Critics called Buthelezi a “warlord,” but to his legion of followers in the rural Zulu heartland he was a visionary.
Ten years before the end of white rule in 1994, Buthelezi – dressed in leopard skins and brandishing a short silver-tipped stick – was a familiar face at rallies while Inkatha was embroiled in a conflict with the ANC.
About 20,000 people were killed and hundreds of thousands were driven from their homes as fighting raged in KwaZulu and in men’s hostels built to house migrant workers working in the gold mines near Johannesburg.
The price of peace was Buthelezi’s participation in a unity government as Minister of the Interior – a ministry that under his watch became a byword for corruption and incompetence.
“It’s not pleasant, it’s not easy for me. It is not easy for President Thabo Mbeki either [Mandela’s successor] to have me and my colleagues in the cabinet. We did it to end a low-intensity civil war,” Buthelezi told Reuters in an interview in July 2003.
He also took on other roles outside politics.
Buthelezi played his own great-grandfather, King Cetshwayo, in the 1964 film Zulu, which immortalized the 1879 defense of Rorke’s Drift by British troops against thousands of Zulu warriors, but also spread the image of the Zulus as mighty warriors beyond South Africa.
Long-winded speeches
Longevity marked his political career.
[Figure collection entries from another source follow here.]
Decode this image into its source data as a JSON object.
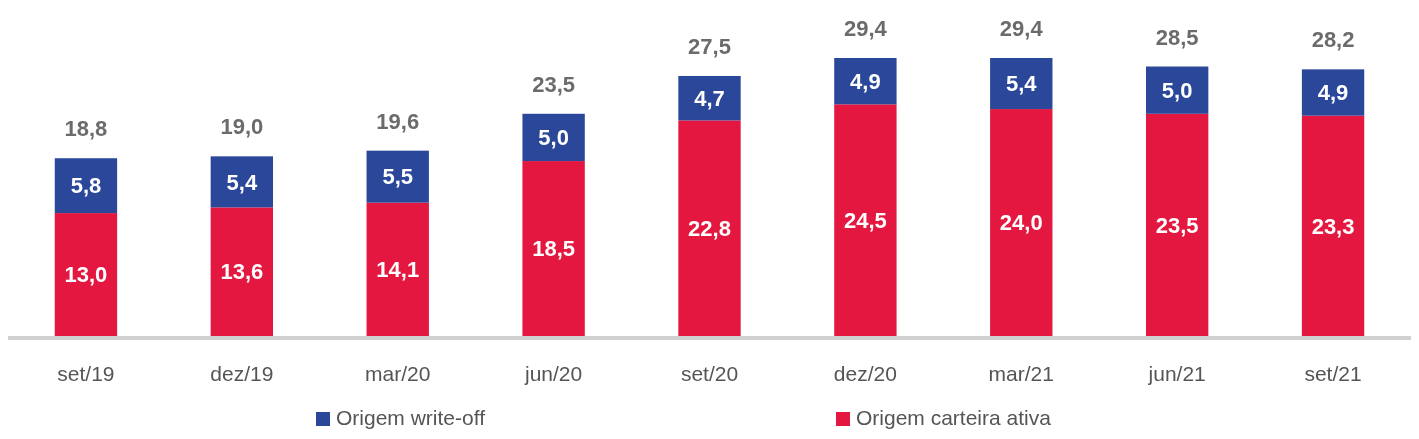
{
  "chart_data": {
    "type": "bar",
    "stacked": true,
    "legend": "bottom",
    "categories": [
      "set/19",
      "dez/19",
      "mar/20",
      "jun/20",
      "set/20",
      "dez/20",
      "mar/21",
      "jun/21",
      "set/21"
    ],
    "series": [
      {
        "name": "Origem carteira ativa",
        "color": "#e3173f",
        "values": [
          13.0,
          13.6,
          14.1,
          18.5,
          22.8,
          24.5,
          24.0,
          23.5,
          23.3
        ],
        "value_labels": [
          "13,0",
          "13,6",
          "14,1",
          "18,5",
          "22,8",
          "24,5",
          "24,0",
          "23,5",
          "23,3"
        ]
      },
      {
        "name": "Origem write-off",
        "color": "#2b479a",
        "values": [
          5.8,
          5.4,
          5.5,
          5.0,
          4.7,
          4.9,
          5.4,
          5.0,
          4.9
        ],
        "value_labels": [
          "5,8",
          "5,4",
          "5,5",
          "5,0",
          "4,7",
          "4,9",
          "5,4",
          "5,0",
          "4,9"
        ]
      }
    ],
    "totals": [
      "18,8",
      "19,0",
      "19,6",
      "23,5",
      "27,5",
      "29,4",
      "29,4",
      "28,5",
      "28,2"
    ]
  }
}
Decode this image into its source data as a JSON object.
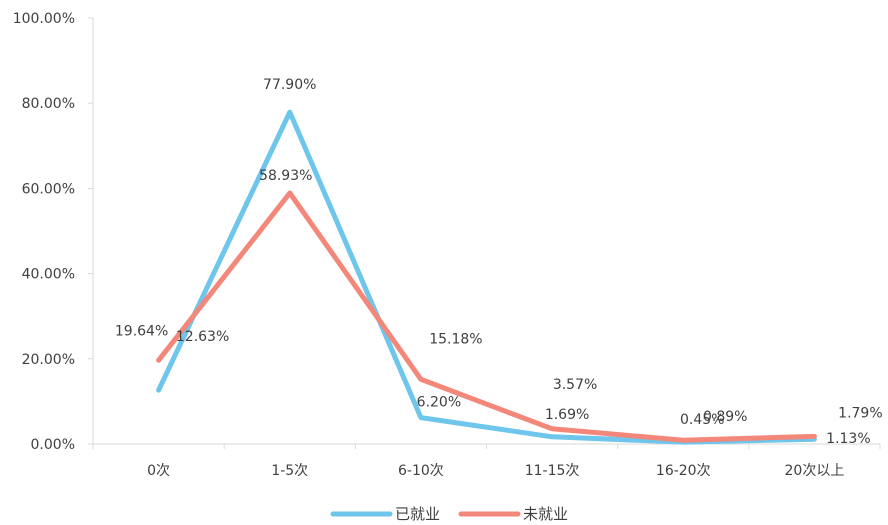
{
  "chart_data": {
    "type": "line",
    "categories": [
      "0次",
      "1-5次",
      "6-10次",
      "11-15次",
      "16-20次",
      "20次以上"
    ],
    "y_ticks": [
      "0.00%",
      "20.00%",
      "40.00%",
      "60.00%",
      "80.00%",
      "100.00%"
    ],
    "ylim": [
      0,
      100
    ],
    "grid": false,
    "legend_position": "bottom",
    "series": [
      {
        "name": "已就业",
        "color": "#6EC6EC",
        "values": [
          12.63,
          77.9,
          6.2,
          1.69,
          0.45,
          1.13
        ],
        "labels": [
          "12.63%",
          "77.90%",
          "6.20%",
          "1.69%",
          "0.45%",
          "1.13%"
        ]
      },
      {
        "name": "未就业",
        "color": "#F3877A",
        "values": [
          19.64,
          58.93,
          15.18,
          3.57,
          0.89,
          1.79
        ],
        "labels": [
          "19.64%",
          "58.93%",
          "15.18%",
          "3.57%",
          "0.89%",
          "1.79%"
        ]
      }
    ]
  }
}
Only in 2019 did he step down as leader of the IFP at the age of 90. Long-winded speeches were a Buthelezi trademark. Delivered in Zulu or English, they could continue for hours.
Buthelezi attended the Black University of Fort Hare from 1948 to 1950, joined the ANC Youth League and rubbed shoulders in lecture halls with many of the movement’s future leaders. He was deported because of his political activities there.
His political power would be forged in KwaZulu ‘Bantustan’, one of the so-called self-governing homelands based on tribalism – islands of rural poverty where most black South Africans were literally confined under apartheid.
Buthelezi, a Zulu chief, became chief minister of KwaZulu in the 1970s, where he attempted a delicate balancing act: refusing outright independence and criticizing Pretoria’s racial policies, while still playing a role in the homeland’s farce.
It was too much for the ANC, whose exile leaders tried to woo him throughout the 1970s before giving up in the face of opposition to what was seen as Buthelezi’s collaboration with the apartheid regime.